障害厚生年金の額は、老齢厚生年金の報酬比例部分の額の計算と同様ですが、障害厚生年金独自の決まりがあります。

・障害厚生年金の額の計算の基礎となる被保険者期間の月数が300に満たないときは、300で計算します。

・障害等級1級に該当する障害厚生年金の額は、障害等級2級に相当する額の1.25倍となります。

・障害厚生年金の給付事由となった障害について、障害基礎年金を受けられないときに、その障害厚生年金の額が「780,900円×改定率(平成31年780,100円)×3/4」に満たないときは、その額が障害厚生年金の額になります。

780,100円×3/4=585,100円

 

配偶者加給年金

障害等級1級又は2級に該当する障害厚生年金には、受給権者によって生計を維持している65歳未満の配偶者がいるときは、加給年金額が加算されます。

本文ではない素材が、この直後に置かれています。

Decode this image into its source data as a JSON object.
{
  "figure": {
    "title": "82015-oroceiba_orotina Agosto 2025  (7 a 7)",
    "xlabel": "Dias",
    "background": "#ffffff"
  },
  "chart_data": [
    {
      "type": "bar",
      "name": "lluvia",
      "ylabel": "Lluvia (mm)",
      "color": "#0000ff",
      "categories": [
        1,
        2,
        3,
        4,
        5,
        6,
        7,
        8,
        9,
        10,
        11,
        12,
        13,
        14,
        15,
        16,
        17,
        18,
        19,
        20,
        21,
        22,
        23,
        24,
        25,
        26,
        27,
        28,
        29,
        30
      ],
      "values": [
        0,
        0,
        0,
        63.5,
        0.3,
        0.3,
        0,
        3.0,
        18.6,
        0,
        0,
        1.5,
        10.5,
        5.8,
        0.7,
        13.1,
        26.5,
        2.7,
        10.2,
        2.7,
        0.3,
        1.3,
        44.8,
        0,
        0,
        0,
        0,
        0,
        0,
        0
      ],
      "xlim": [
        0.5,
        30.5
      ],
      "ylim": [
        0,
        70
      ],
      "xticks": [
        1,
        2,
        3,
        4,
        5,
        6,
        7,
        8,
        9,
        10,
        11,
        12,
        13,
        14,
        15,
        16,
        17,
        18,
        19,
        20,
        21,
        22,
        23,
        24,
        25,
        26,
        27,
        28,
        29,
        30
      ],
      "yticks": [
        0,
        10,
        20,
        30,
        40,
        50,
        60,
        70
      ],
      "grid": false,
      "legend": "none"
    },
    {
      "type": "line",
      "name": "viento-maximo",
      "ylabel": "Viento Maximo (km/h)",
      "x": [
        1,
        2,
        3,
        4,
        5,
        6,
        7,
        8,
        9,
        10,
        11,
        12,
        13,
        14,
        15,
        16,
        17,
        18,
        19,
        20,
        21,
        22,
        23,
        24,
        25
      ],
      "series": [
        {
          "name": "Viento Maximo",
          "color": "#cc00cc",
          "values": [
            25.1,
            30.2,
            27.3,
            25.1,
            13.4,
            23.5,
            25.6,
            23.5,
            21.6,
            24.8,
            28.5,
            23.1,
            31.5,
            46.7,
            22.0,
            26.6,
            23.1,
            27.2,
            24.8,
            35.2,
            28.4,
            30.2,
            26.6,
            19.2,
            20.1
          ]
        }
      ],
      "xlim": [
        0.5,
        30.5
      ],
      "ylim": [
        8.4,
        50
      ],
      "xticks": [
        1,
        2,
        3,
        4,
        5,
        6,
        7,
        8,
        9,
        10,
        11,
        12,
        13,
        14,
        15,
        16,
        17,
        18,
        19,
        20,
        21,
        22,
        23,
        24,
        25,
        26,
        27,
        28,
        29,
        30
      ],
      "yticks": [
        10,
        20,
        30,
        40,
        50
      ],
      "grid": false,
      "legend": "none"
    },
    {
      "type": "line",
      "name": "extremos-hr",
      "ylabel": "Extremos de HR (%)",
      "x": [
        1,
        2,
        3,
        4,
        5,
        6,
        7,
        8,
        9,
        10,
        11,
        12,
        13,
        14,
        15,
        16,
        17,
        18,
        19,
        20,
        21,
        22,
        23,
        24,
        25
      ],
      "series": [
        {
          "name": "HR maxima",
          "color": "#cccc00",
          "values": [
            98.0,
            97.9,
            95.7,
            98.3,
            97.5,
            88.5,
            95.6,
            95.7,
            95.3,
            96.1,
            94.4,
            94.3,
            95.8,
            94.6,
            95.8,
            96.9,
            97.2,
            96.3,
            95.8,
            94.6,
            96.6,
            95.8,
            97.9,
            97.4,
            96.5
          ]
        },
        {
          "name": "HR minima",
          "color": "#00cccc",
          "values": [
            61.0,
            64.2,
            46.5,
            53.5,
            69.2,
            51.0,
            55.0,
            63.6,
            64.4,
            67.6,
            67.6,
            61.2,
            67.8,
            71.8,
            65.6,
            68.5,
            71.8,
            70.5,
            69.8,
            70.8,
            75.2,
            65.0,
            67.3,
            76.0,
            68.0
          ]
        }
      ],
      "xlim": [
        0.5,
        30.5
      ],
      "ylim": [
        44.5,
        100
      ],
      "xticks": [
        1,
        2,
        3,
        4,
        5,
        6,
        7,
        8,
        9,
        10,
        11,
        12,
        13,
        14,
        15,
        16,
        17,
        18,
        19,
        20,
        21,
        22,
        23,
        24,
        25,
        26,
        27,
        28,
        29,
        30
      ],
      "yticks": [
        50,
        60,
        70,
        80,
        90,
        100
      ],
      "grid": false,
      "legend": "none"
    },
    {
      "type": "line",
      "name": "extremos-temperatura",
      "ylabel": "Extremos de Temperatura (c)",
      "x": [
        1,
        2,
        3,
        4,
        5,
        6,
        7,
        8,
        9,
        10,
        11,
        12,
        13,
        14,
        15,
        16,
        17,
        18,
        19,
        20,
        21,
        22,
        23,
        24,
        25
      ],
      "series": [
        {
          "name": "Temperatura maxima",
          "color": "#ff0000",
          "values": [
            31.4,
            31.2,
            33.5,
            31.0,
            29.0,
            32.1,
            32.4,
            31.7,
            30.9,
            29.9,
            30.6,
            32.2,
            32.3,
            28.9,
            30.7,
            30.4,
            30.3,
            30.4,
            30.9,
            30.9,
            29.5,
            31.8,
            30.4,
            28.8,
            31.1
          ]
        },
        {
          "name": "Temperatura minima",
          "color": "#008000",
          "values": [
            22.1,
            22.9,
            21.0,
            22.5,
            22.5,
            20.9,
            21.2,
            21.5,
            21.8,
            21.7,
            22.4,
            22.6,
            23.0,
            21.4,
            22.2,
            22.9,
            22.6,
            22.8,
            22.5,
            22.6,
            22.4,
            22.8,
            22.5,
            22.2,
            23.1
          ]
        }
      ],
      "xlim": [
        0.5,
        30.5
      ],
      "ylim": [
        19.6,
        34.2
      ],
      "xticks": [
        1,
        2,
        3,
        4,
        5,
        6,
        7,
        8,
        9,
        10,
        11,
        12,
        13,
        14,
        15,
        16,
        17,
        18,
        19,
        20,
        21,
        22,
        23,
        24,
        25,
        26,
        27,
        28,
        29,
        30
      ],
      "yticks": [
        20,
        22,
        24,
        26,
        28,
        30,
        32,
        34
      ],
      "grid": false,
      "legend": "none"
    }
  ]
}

障害厚生年金の加給年金は、配偶者のみが加算対象となります。

 

加給年金の額は、224,500円(平成31年)となっています。

 

障害厚生年金額のまとめ

1級=報酬比例の額×1.25+加給年金(224,500円)

2級=報酬比例の額+加給年金(224,500円)

3級=報酬比例の額 最低780,900円×改定率×3/4(585,100円)

 

(2019年11月追記、金額は平成31年度のもの)

 

障害手当金

障害手当金は、初診日において被保険者だった人が、保険料納付要件を満たし、初診日から5年を経過するまでの治った日において、1級から3級に該当しない障害状態にある場合に支給される一時金です。

 

障害手当金の額は、報酬比例の額の2倍です。

ただし、その額が「780900円×改定率×3/4×2」に満たないときは、「780900円×改定率×3/4×2(平成31年は1,170,200円)」の額となります。

 

障害手当金が支給されない場合

障害手当金の支給要件を満たしている場合でも、厚生年金保険や国民年金の受給権者には支給されません。

また、当該傷病について労働者災害補償保険(労災保険)の障害給付を受けている人にも支給されません。